Wednesday, October 27, 2010

Taylor Mali poem on conviction!


I am so often chided for speaking too strongly and I noticed this trend at the charter school I taught at.
Thanks, Taylor Mali. And I love the graphics too.

Ya know?




Thursday, October 21, 2010

Stationery, Not Stagnant ~ University Stationery

First Emerson assignment

Just had an amazing and typical experience at University Stationary with my heroes, Gail and Barry Seidman. They just helped us find and install a part for an Automatic Numbering Machine. We had looked on line for replacement pad and ink and we saved money and our sanity by checking in at University, before we ordered. The part was a 3/4″ X 1/8″ inch felt pad. Online it cost $7.95 plus shipping. At University, it cost $2.95. Barry helped me install it and Gail made a copy of the directions for my machine which I had long lost, from a newly boxed version of my gunked up model.

This is something that big box stores would like to emulate but cannot fully pull off. They will have many excellent employees, who give their heart and soul to their work but corporations are organized to value and reward profits. their corporate masters worship the “bottom line” and never care about the product/s the way people like Gail and Barry and their staff do. Small stores value their customers and often really love and always understand the needs of the people in the the field they service. I looked at Yelp for contact info on University and found this story. I smiled because I could so easily imagine the entire story unfolding….

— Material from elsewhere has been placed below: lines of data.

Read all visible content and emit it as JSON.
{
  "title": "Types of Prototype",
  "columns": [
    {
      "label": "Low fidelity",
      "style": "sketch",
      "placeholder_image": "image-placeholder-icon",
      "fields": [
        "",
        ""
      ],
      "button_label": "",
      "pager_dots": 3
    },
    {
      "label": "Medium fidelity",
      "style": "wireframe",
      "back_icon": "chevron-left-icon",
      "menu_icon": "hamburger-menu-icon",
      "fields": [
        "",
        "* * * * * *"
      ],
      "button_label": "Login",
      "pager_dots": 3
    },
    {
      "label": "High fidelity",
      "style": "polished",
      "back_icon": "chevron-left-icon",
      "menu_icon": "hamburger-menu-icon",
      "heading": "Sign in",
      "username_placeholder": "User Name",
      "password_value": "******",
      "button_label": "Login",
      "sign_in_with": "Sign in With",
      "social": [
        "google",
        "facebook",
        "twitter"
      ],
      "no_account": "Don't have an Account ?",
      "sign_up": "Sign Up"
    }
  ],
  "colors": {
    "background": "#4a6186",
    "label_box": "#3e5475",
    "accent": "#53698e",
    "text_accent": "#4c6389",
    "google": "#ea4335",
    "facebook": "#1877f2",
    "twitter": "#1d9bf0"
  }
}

” Before a lunchtime meeting, I realized that the zipper of my suit pants were mad at me and would only stay up for about 2 minutes before drooping inevitably down. I walked down the street hunched into my jacket trying to mentally engineer a solution until I bumped into University Stationery. I walked in and asked, really begged, for A safety pin – no not a box, but I will buy a box if I need to, all I need is one…
Surprisingly they didn’t sell safety pins or were out of them. As a very nice older lady rooted through her desk drawers for one, she told me the story of how one day a poor young man had walked into the store asking also for a safety pin, because he needed them to hold his pants up. She chuckled at this story, but in the midst of telling it, had miraculously dug out not one, but two safety pins (just in case). I thanked her profusely and triumphantly safety-pinned my pants together.”
 
Loving paper and pens as I do, it was pure fun to spend a few hours shooting stationary objects while listening to Gail talk about "life, the universe and everything". I spent a few hour on a Saturday AM with Gail talking about her work as I shot the way the stacks of merchandise created patterns and I am afraid I was thinking about "paintings" and not film. Considering my turgid filming and editing, Gail's lively personality has a lot of dead weight to carry in this project - but she is up to the task. Prepared as an assignment for Digital Media Production at Emerson College, OCTOBER 2010



Music: "Stand By Me" Ben E. King Playing for Change
http://www.playingforchange.org/

Several years ago, a small group of filmmakers set out with a dream to make a documentary film about street musicians from around the world. That dream has grown not only into a reality, but into a global sensation called Playing For Change, and has touched the lives of millions of people.

While traveling to around the world to film and record these musicians, the crew became intimately involved with the music and people of each community they visited.

Many of these people lived very modestly in communities with limited resources; nevertheless, they were full of generosity, warmth, and above all they were connected to each other by a common thread: music.

Sunday, October 17, 2010

stories about being transported - JP slam huge success!

Stories about being transported - JP slam huge success! Here is the story I did not get to tell - that is not a complaint - we want more new people to tell.

My father was a lace curtain-Irish/American-Edwardian-self taught orphan who ran away to join the cavalry in 1921 - by lying about his age. He was just 17. He told me a story about my great great grandfather which helped me a lot.



I told this into my cell phone while running errands on SAT. Chopped it to under 6 minutes. So it is rough. Added the Pogues and images to taste.